In tutti i casi è obbligatorio monitorare la funzionalità renale (livello plasmatico di creatinina) durante le prime settimane di trattamento con inibitori dell'ACE/antagonisti del recettore dell'angiotensina-II.

Alfa-bloccanti: potenziamento dell'effetto ipotensivo; rischio aumentato di ipotensione alla prima dose con gli alfa-bloccanti postsinaptici, come la prazosina.

Diuretici che possono indurre ipokaliemia (ad esempio bumetanide, furosemide, piretanide, tiazidici, xipamide, acetazolamide): rischio aumentato di ipokaliemia. I livelli plasmatici di potassio devono essere attentamente monitorati e corretti se necessario.

Altri farmaci che possono indurre ipokaliemia (anfotericina B (endovenosa), alte dosi di beta2-simpaticomimetici, corticosteroidi sistemici e mineralcorticoidi, tetracosattide, teofillina, lassativi stimolanti la peristalsi, reboxetine): aumenta il rischio di ipokaliemia (effetto additivo). È necessario monitorare il livello plasmatico di potassio, soprattutto in caso di terapia concomitante con glicosidi cardiaci, e correggerlo se necessario. Si raccomandano lassativi che non stimolino la peristalsi intestinale.

Baclofene: potenziamento dell'effetto antipertensivo. È necessario effettuare una reidratazione del paziente e monitorare la funzionalità renale all'inizio del trattamento.

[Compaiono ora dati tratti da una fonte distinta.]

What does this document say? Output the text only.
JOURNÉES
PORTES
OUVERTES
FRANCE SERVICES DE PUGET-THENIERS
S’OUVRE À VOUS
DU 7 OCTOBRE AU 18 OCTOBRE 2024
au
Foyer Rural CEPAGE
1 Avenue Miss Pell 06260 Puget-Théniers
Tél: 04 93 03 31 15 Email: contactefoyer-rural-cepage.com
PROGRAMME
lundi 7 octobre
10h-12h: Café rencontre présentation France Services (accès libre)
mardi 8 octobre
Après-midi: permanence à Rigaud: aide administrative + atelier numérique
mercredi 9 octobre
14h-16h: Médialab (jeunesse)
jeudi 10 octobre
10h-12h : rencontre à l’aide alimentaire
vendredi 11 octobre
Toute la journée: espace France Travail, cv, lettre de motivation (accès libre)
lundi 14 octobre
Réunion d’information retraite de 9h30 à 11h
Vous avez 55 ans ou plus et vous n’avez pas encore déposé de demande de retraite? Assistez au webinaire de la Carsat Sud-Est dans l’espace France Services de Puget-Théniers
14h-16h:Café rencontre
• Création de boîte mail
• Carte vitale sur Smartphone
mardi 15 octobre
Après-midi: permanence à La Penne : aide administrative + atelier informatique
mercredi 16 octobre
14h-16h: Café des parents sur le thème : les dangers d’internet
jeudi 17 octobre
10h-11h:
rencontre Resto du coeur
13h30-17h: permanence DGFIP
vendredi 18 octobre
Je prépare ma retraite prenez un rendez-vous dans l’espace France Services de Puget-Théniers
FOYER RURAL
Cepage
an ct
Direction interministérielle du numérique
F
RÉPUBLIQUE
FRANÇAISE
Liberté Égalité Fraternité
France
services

Glicosidi cardiaci (digitale): rischio di potenziamento della tossicità dei glicosidi cardiaci (digitale) (a causa di possibile ipokaliemia e/o ipomagnesemia indotta dal diuretico). È necessario monitorare i livelli plasmatici di potassio e magnesio, controllare l'ECG e, se necessario, rivedere la terapia.

Flecainide: l'ipokaliemia indotta dal diuretico aumenta la cardiotoxicità della flecainide.

Lidocaina, mexiletina: l'ipokaliemia indotta dal diuretico riduce l'efficacia di lidocaina e mexiletina.

Combinazioni che richiedono attenzione.

Diuretici risparmiatori di potassio (amiloride, spironolattone, triamterene): sebbene tale combinazione possa essere utile in alcuni pazienti, esiste il rischio di sviluppare ipokaliemia (soprattutto nei pazienti con diabete mellito o insufficienza renale) o iperkaliemia. È necessario monitorare il livello plasmatico di potassio, l'ECG e, se necessario, rivedere la terapia.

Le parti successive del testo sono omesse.